3.8 Aaria’s specific structure for the machine learning method For the test project, we needed a very simple and specific structure. We used a single link manipulators made out of a revolute joint connected to a rigid base and a link with constant cross-section and variable length and density. The manipulators had to be controlled with different kinds of torque inputs to extract the required data from the simulation. We used three different torque profiles: rising ramp function, filtered step function and a sine wave. We wanted to collect data of joint position, velocity and acceleration, which was easy to do by utilizing the built-in features of the joint blocks. A more elegant and chal- lenging approach would have been to use only noisy IMU data, but at this stage, joint movement outputs are used.

A simple way to implement a simulation where a structure is controlled by different torque profiles in a controlled and identical environment is to simulate them all at once.

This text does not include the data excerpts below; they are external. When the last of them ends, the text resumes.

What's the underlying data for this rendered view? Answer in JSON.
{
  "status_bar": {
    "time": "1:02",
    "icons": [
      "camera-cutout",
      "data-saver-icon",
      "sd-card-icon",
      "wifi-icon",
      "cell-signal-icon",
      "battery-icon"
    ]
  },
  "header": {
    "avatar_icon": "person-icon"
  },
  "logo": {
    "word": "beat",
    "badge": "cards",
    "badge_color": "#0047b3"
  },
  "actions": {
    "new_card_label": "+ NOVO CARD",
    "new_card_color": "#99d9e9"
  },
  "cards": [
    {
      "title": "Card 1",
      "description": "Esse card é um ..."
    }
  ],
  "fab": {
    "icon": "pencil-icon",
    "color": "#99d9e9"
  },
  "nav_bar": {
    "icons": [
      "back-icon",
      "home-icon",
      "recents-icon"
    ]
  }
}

The manipulator was modelled as a set of three duplicated modules attached to the same base. After that, the torque input blocks were changed so that each copy of the manipulator had a different kind of torque input. All the manipulators are connected to stationary floating revolute joints that has 1 ^𝑁𝑚

𝑑𝑒𝑔/𝑠 internal damping. In the beginning of the simulation, all the manipulators are at the lowest position. The manipulators do not interact with each other in any way even though they can occupy the same space during the simulation.

Running the simulations this way is beneficial because it removes the need of follow up simulations with same structure and different torque parameters. Another benefit is that the output of a simultaneous simulation is a single data and label table that can be easily converted into a dataset. A visualization of a simulation is presented in Figure 12.

To generate large amounts training data for the project, the simulation model was run in parallel by using parsim command of Matlab. This allows a separate simulation to be run on all the processor cores simultaneously, thus reducing the time to gather the required data. For some possibly hardware related reason the parallel simulations slow down over time and the simulations start initializing at the same time for all cores, which slows down the data gathering even further. To avoid these problems, we ran the simulations by using a two-loop structure, where the inner loop initializes and simulates 50 parallel simulations and the outer loop repeats this process an arbitrary amount of times and saves the outputs

(35)

after each 50 simulations. The last step in generating the final dataset is to combine all the simulation output files into a single data file and a label file.

Figure 12. This model simulates three mechanically identical structures with different input torque profiles. Structures with different torque profiles are presented with color- coded and numbered beams.

At the beginning of each simulation, all the beams rest in a low position. Beam 1 is controlled by a rising ramp torque profile which causes the beam to slowly accelerate and rotate counter clockwise. Beam 2 is controlled by a filtered step function torque profile that steps up into full torque at 1-second mark and back down to zero torque at 6-second mark. Beam 3 is controlled by a sine wave torque profile. The sine wave outputs both positive and negative torque values and its frequency is 1 rad/s. The simulation scenario in Figure 12 presents a moment in a simulation around the 4-second mark. Beam 1 is affected by 40 % of the maximum torque and it is still near the bottom. Beam 2 has been controlled by 100 % torque for 3 seconds before this moment and it significantly ahead of beam 1. Beam 3 is controlled by negative 75 % torque and is currently rotating clockwise near the bottom.